In the summarisation section, clinicians see the transcription of the consultation and the output that was generated from our models, i.e. a medical note or letter. An interactive user interface enables clinicians to smoothly and effectively identify two critical error types in the model’s output: instances of fabricated information (hallucinations) and cases where essential details are missed (omissions). Inspired by protocols in medical device certifications, we categorise errors as either ‘major’ or ‘minor’, where major indicates an impact on the diagnosis or the management of the patient. This classification system enables us to quantify changes in our models and prioritise issues in order to ensure safe integration of AI-generated summaries into clinics.

Figure 4: Overview of CREOLA for two model types: speech-to-text conversion and summarization.
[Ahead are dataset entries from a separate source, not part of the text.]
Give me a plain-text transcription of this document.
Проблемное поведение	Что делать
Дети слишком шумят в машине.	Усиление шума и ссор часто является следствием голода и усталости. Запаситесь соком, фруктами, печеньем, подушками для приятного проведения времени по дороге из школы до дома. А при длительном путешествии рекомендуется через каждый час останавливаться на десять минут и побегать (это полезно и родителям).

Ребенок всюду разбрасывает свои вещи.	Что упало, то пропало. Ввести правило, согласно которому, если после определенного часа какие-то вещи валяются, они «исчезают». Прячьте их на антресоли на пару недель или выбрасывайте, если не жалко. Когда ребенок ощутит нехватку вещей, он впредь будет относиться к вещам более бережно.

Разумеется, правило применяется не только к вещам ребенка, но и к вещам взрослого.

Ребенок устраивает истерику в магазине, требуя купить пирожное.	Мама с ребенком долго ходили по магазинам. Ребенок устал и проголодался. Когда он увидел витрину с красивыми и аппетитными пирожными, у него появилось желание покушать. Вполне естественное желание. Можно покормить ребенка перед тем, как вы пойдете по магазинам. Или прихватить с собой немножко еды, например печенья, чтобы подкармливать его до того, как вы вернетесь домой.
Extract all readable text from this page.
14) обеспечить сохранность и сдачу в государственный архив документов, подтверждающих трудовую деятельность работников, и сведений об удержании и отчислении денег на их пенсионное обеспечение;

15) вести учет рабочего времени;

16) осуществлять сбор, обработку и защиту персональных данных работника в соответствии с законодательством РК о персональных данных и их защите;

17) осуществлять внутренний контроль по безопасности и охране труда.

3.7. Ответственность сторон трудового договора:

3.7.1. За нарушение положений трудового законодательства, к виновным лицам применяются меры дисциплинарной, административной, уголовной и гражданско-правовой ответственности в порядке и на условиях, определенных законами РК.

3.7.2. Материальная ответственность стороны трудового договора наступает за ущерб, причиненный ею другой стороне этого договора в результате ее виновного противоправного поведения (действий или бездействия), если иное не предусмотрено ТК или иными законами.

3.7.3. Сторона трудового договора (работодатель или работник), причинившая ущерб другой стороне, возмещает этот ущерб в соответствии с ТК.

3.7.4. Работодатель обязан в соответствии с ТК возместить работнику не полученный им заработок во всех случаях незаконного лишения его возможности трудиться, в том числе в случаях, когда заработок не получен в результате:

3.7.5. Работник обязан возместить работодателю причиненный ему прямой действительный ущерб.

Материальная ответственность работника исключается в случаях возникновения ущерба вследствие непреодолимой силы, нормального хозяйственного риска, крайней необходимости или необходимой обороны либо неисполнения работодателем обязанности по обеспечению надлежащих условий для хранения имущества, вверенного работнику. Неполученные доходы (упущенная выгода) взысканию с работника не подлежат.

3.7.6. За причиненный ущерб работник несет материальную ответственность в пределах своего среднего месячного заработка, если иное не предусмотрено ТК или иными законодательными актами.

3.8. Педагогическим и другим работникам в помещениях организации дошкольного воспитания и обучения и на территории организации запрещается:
In the speech-to-text phase, clinicians improve the model by correcting inaccuracies in medical terminology. In the summarisation phase, clinicians improve the model by identifying instances of fabricated information (hallucinations) and where important details were missed (omissions).

Ensuring safety through continuous CREOLA evaluation

At TORTUS, we commit to meticulously evaluate every modification we make to our models, down to adjusting a few words in a prompt. For every change, we generate data that we pass through CREOLA and compare it to a decided-upon baseline dataset. Recognising the subjectivity inherent in annotation, we require annotation by at least two clinicians for each input-output pair. This step is followed by a consolidation step, i.e. a detailed review by our internal team of clinicians, ensuring a consistent evaluation of all annotations.

Following annotation and consolidation, we proceed to the analysis phase. Here, we employ a range of metrics to quantify how the alterations impact the model’s output (e.g. the total number of major hallucinations, the frequency of documents exhibiting at least one major hallucination, and the average number of major hallucinations per document). These metrics are then compared to our baseline to verify if the changes align with clinically safe standards.

Only modifications that pass this rigorous evaluation are considered for integration into our product. Any change that falls short undergoes a detailed review to pinpoint deficiencies, followed by the implementation of necessary adjustments, and the initiation of a new CREOLA cycle. Through this rigorous pipeline, we are establishing a continuous evaluation of AI models to enhance patient care while prioritising and maintaining the highest safety standards.

Figure 5: Ensuring safe integration through continuous CREOLA evaluation: Each modification is meticulously examined across several phases, including annotation and consolidation, to assess its safety and efficacy. Only changes that meet our strict standards are incorporated into our clinical product, ensuring the highest level of patient care.